Komplikasi penyakit hisprung yaitu kebocoran anastomose, stenosis, dan

enterokolitis. Penatalaksanaan penyakit hisprung terdiri dari penatalaksanaan

medis dan bedah serta keperawatan, penatalaksanaan medis biasanya

menggunakan tiga prosedur yaitu duhamel, swenson dan soave. Pemeriksaan

penunjangnya terdiri dari pemeriksaan colok dubur, laboratorium, barium

enem dan foto polos abdomen. Konsep tumbuh kembang anak di mulai pada

saat neonatus sampai dengan usia 18 tahun. Dampak hospitalisasi terhadap

anak tentunya berbeda-beda mulai dari bayi sampai remaja.

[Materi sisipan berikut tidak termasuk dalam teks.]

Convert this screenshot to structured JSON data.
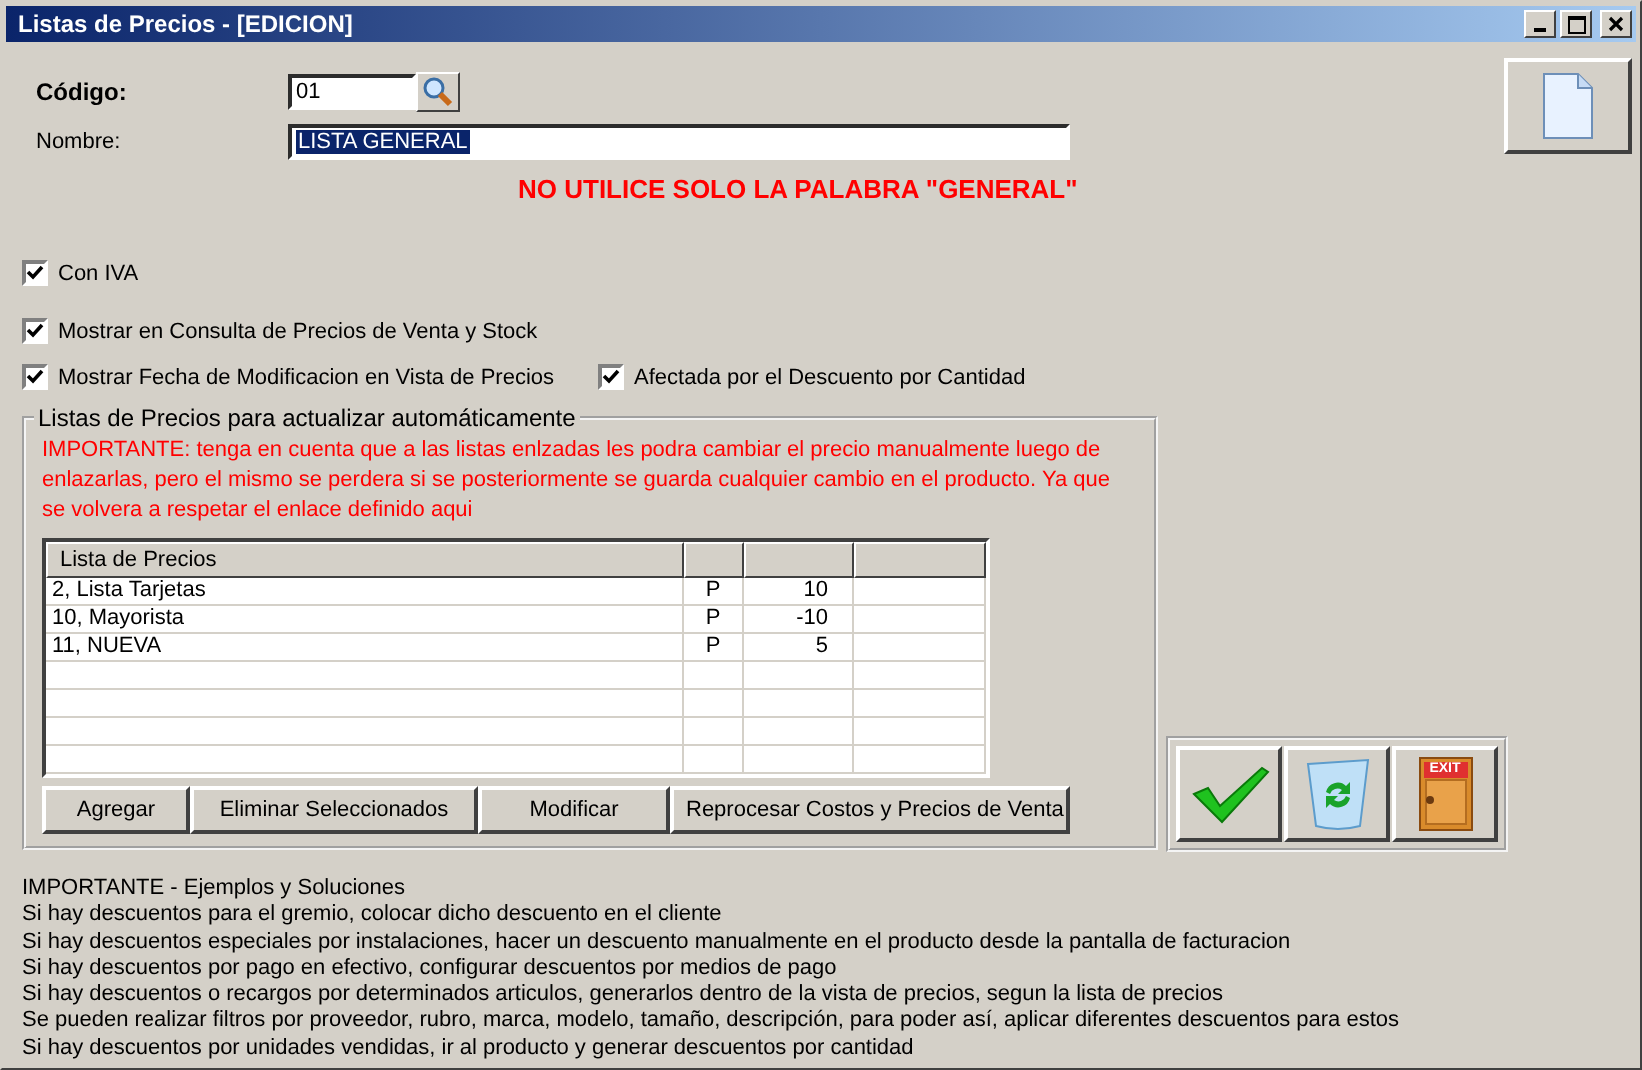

Asuhan keperawatan pada anak dengan penyakit hisprung berpusat pada

mengatasi konstipasi, ketidakseimbangan nutrisi, risiko kekurangan volume

cairan, nyeri serta risiko infeksi.

24

B. Saran

a. Bagi mahasiswa

Meningkatkan kualitas belajar dan memperbanyak literatur dalam

pembuatan makalah agar dapat membuat makalah yang baik dan benar.

b. Bagi pendidikan

Bagi dosen pembimbing agar dapat memberikan bimbingan yang lebih

baik dalam pembuatan makalah selanjutnya.

c. Bagi kesehatan

Memberikan pengetahuan kepada mahasiswa kesehatan khususnya untuk

mahasiswa keperawatan agar mengetahui pada anak dengan penyakit

hisprung dalam hal ini meliputi pengertian, etiologi, klasifikasi,

patofisologi, menifestasi klinis, penatalaksanaan, pemeriksaan penunjang,

konsep tumbuh kembang, konsep hospitalisasi, beserta asuhan

keperawatan pada anak dengan penyakit hisprung.